Кроманьонец — страница 20 из 46

Были в жизни посёлка и печальные дни.

Саша однажды подвело больное колено, и она, пытаясь загарпунить рыбу, свалилась с лодки и утонула.

Два года назад Таша, будучи на шестом или седьмом месяце беременности, пожаловалась мне, что ребёнок перестал толкаться. Помню, как от этой новости чуть было не остановилось и моё сердце. Как помочь ей, я не представлял. Мой товарищ из будущего, вернувшись из Анголы, рассказывал, что ему пришлось оперировать местную женщину, проходившую с мёртвым младенцем в утробе три месяца. Он говорил о невероятных способностях её организма, прославляя Творца. Я понимал, что, даже если произойдёт чудо и Таша проживёт хотя бы месяц, мне всё равно придётся попытаться извлечь плод.

Я готовился сделать это. Морально и практически. Собрал стебли дикого мака. Думал, что смогу усыпить Таша, во всяком случае, рассчитывал на это. Поговорил с соплеменниками, объяснил, что произошло и чем это угрожает Таша. Мы не успели. Внезапно у неё поднялась температура, она стала бредить и через два дня умерла.

Мне её очень не хватает.
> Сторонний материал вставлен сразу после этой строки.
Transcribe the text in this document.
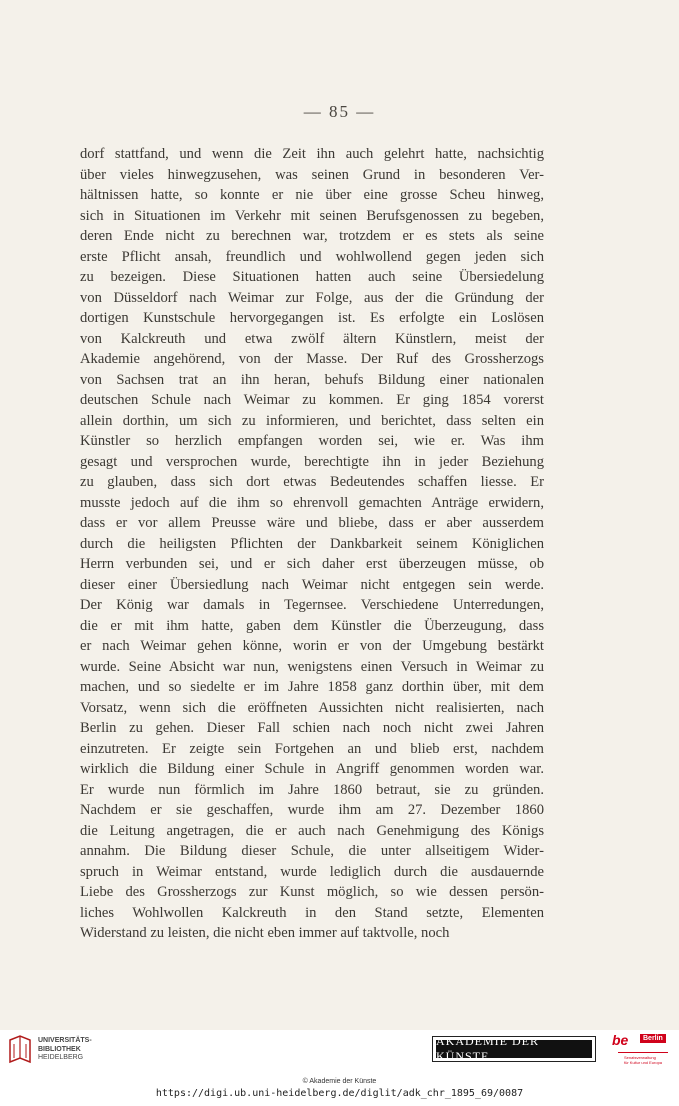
— 85 —
dorf stattfand, und wenn die Zeit ihn auch gelehrt hatte, nachsichtig
über vieles hinwegzusehen, was seinen Grund in besonderen Ver-
hältnissen hatte, so konnte er nie über eine grosse Scheu hinweg,
sich in Situationen im Verkehr mit seinen Berufsgenossen zu begeben,
deren Ende nicht zu berechnen war, trotzdem er es stets als seine
erste Pflicht ansah, freundlich und wohlwollend gegen jeden sich
zu bezeigen. Diese Situationen hatten auch seine Übersiedelung
von Düsseldorf nach Weimar zur Folge, aus der die Gründung der
dortigen Kunstschule hervorgegangen ist. Es erfolgte ein Loslösen
von Kalckreuth und etwa zwölf ältern Künstlern, meist der
Akademie angehörend, von der Masse. Der Ruf des Grossherzogs
von Sachsen trat an ihn heran, behufs Bildung einer nationalen
deutschen Schule nach Weimar zu kommen. Er ging 1854 vorerst
allein dorthin, um sich zu informieren, und berichtet, dass selten ein
Künstler so herzlich empfangen worden sei, wie er. Was ihm
gesagt und versprochen wurde, berechtigte ihn in jeder Beziehung
zu glauben, dass sich dort etwas Bedeutendes schaffen liesse. Er
musste jedoch auf die ihm so ehrenvoll gemachten Anträge erwidern,
dass er vor allem Preusse wäre und bliebe, dass er aber ausserdem
durch die heiligsten Pflichten der Dankbarkeit seinem Königlichen
Herrn verbunden sei, und er sich daher erst überzeugen müsse, ob
dieser einer Übersiedlung nach Weimar nicht entgegen sein werde.
Der König war damals in Tegernsee. Verschiedene Unterredungen,
die er mit ihm hatte, gaben dem Künstler die Überzeugung, dass
er nach Weimar gehen könne, worin er von der Umgebung bestärkt
wurde. Seine Absicht war nun, wenigstens einen Versuch in Weimar zu
machen, und so siedelte er im Jahre 1858 ganz dorthin über, mit dem
Vorsatz, wenn sich die eröffneten Aussichten nicht realisierten, nach
Berlin zu gehen. Dieser Fall schien nach noch nicht zwei Jahren
einzutreten. Er zeigte sein Fortgehen an und blieb erst, nachdem
wirklich die Bildung einer Schule in Angriff genommen worden war.
Er wurde nun förmlich im Jahre 1860 betraut, sie zu gründen.
Nachdem er sie geschaffen, wurde ihm am 27. Dezember 1860
die Leitung angetragen, die er auch nach Genehmigung des Königs
annahm. Die Bildung dieser Schule, die unter allseitigem Wider-
spruch in Weimar entstand, wurde lediglich durch die ausdauernde
Liebe des Grossherzogs zur Kunst möglich, so wie dessen persön-
liches Wohlwollen Kalckreuth in den Stand setzte, Elementen
Widerstand zu leisten, die nicht eben immer auf taktvolle, noch
UNIVERSITÄTS-
BIBLIOTHEK
HEIDELBERG
AKADEMIE DER KÜNSTE
be	Berlin
Senatsverwaltung
für Kultur und Europa
© Akademie der Künste
https://digi.ub.uni-heidelberg.de/diglit/adk_chr_1895_69/0087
Не могу понять, отчего становится так тоскливо, когда вспоминаю о ней.


Я не испытывал к Лило какой-то бесплотной любви, о которой в будущем писали, когда вели речь о рыцарских обетах – «в честь почтеннейшей донны», и не страдал от той, что называли страстью, чувственностью.

Моё прошлое-будущее держало чувства в узде, сковывало цепями глупых предрассудков сердце. «А разве любовь – слабость? – спрашивал я себя. – Разве стоит мне её стыдиться? Разве нельзя предположить, что и в моём прошлом случалось пятидесятилетнему мужчине влюбиться в девчонку? На самом деле глубоко и страстно полюбить девчонку, которая годится ему в дочери?»

Я твердил себе, что юн телом, как и Лило, но мой старческий ум обрушивал все мои желания в кювет, где до сих пор лежали разбитым автомобилем все мои комплексы, приобретённые в прошлом-будущем.

Что чувствовало моё сердце, когда я смотрел на неё, плескающуюся у берега, или когда она льнула ко мне на лесной поляне? Наверное, просто нежность…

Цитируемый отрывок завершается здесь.